1939. Gone With The Wind
You could throw a blanket over the group of worthy 1939 films which could appear in this spot, and still miss some. Some might argue The Wizard of Oz deserves its time here, due to its enduring popularity, while fellow Best Picture nominees such as Mr Smith Goes To Washington, Stagecoach, Wuthering Heights, and even the popular (but historically inaccurate) Tyrone Power adventure flick Jesse James have a stake in their status as landmark films of the year. But Gone With The Wind, the eventual Best Picture winner, stands tall among the collective: it won a then-record 8 Oscars, including the first for an African-American actress in Hattie McDaniel (also the first African-American to be nominated) in the Best Supporting Actress category, and was the first Best Picture shot in colour, while purportedly having a wallet-busting budget of around $4 million, scooped a massive $200m (domestic) at the box office. It was at the time the most expensive film ever in Hollywood, as well as the longest. The film starred Clark Gable and then-unknown British actress Vivien Leigh, and provided audiences with one of the greatest closing lines in cinema history – “Frankly my dear, I don’t give a damn!”.

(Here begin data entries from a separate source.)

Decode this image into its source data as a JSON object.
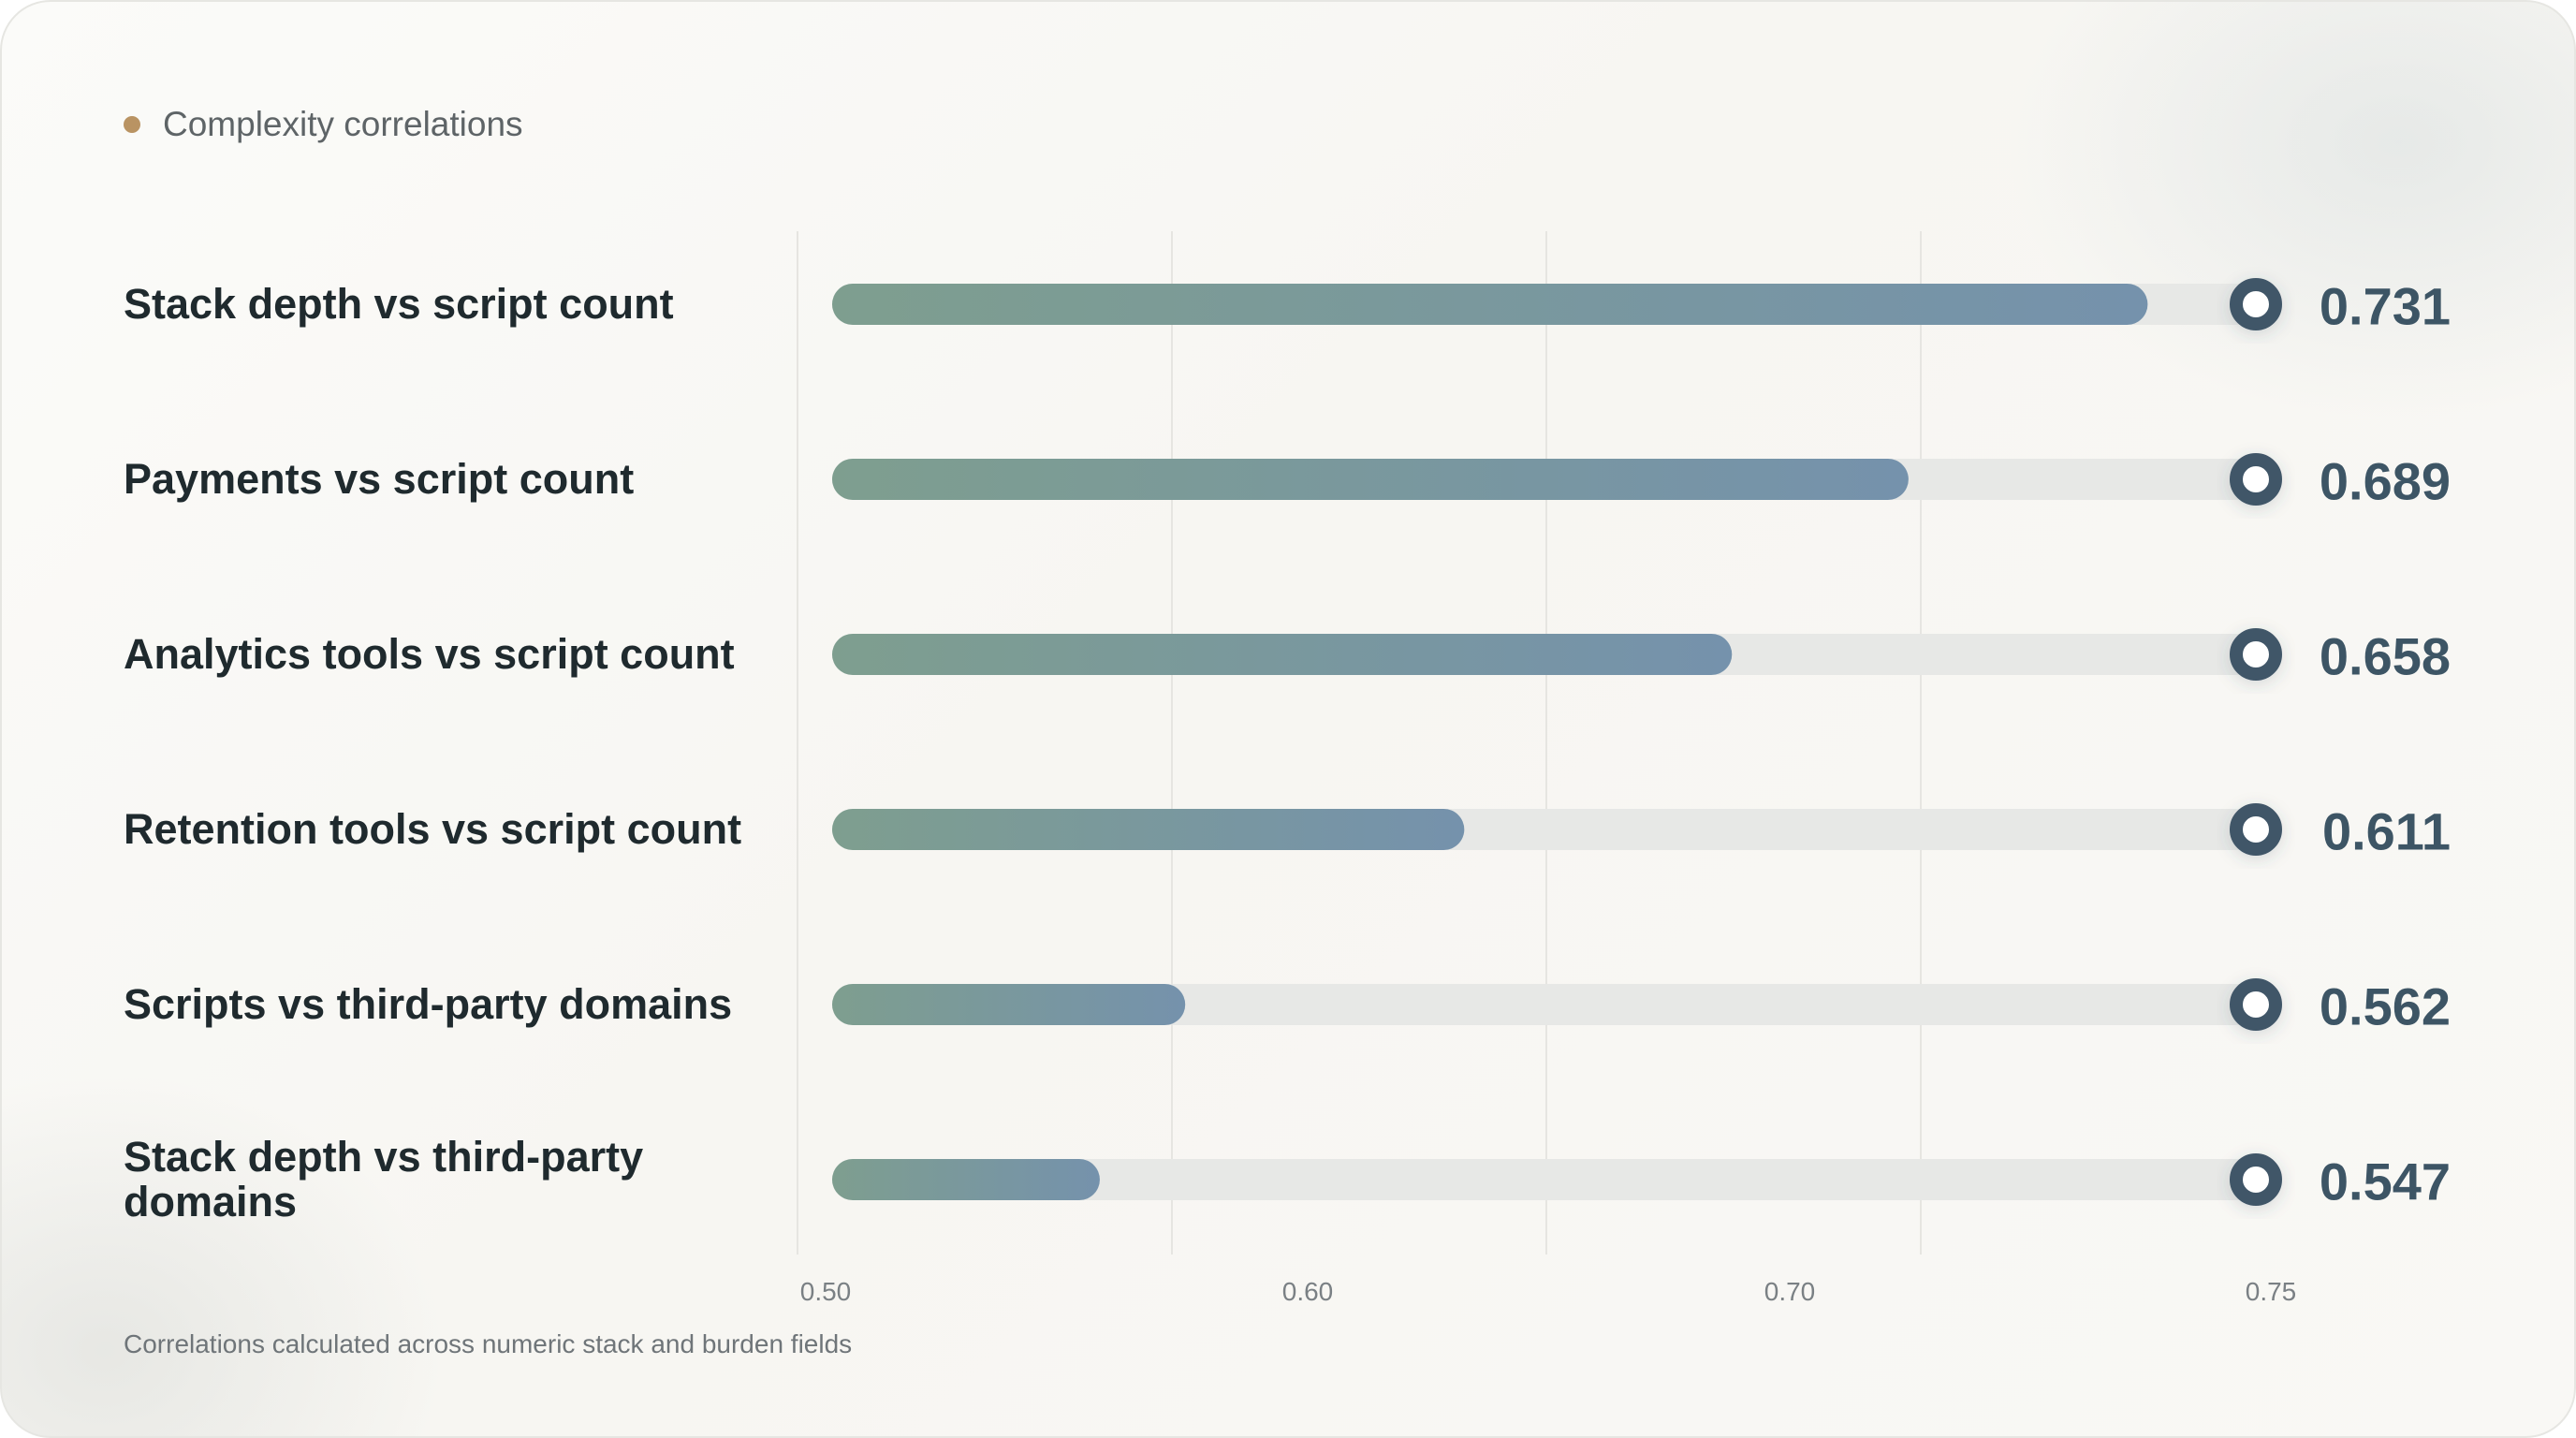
{
  "card": {
    "title": "Complexity correlations",
    "footnote": "Correlations calculated across numeric stack and burden fields"
  },
  "colors": {
    "title_dot": "#b99363",
    "bar_start": "#7e9e8f",
    "bar_end": "#7592ac",
    "track": "#e7e8e6",
    "marker": "#3f5668",
    "value_text": "#3d5565",
    "gridline": "#e6e5e1"
  },
  "chart_data": {
    "type": "bar",
    "orientation": "horizontal",
    "title": "Complexity correlations",
    "categories": [
      "Stack depth vs script count",
      "Payments vs script count",
      "Analytics tools vs script count",
      "Retention tools vs script count",
      "Scripts vs third-party domains",
      "Stack depth vs third-party domains"
    ],
    "values": [
      0.731,
      0.689,
      0.658,
      0.611,
      0.562,
      0.547
    ],
    "value_labels": [
      "0.731",
      "0.689",
      "0.658",
      "0.611",
      "0.562",
      "0.547"
    ],
    "xlim": [
      0.5,
      0.75
    ],
    "xticks": [
      "0.50",
      "0.60",
      "0.70",
      "0.75"
    ],
    "grid": true,
    "legend": "none"
  }
}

Also in 1939: Phew – er, The Wizard Of Oz, starring Judy Garland and her tiny dog and some fabulous visuals, landed in cinemas, as did John Ford’s classic Stagecoach, while the list of other notable classics from the year include Destry Rides Again, Gunga Din, Goodbye Mr Chips, Of Mice And Men, The Women and The Hunchback Of Notre Dame. Basil Rathbone appeared in the first of his many Sherlock Holmes films, in 1939’s The Hound Of The Baskervilles, while a newfangled invention – television – debuted at New York’s World’s Fair. Orson Welles would sign a remarkable multi-film contract with RKO, giving his enormous creative control over his projects following the events of his War of The Worlds radio broadcast, and one of Hollywood’s “first fathers”, Douglas Fairbanks Sr, died of a heart attack aged 56. In non-Wizard news, Judy Garland and Mickey Rooney would appear in the first of four “backyard” musicals, entitled Babes In Arms, in 1939.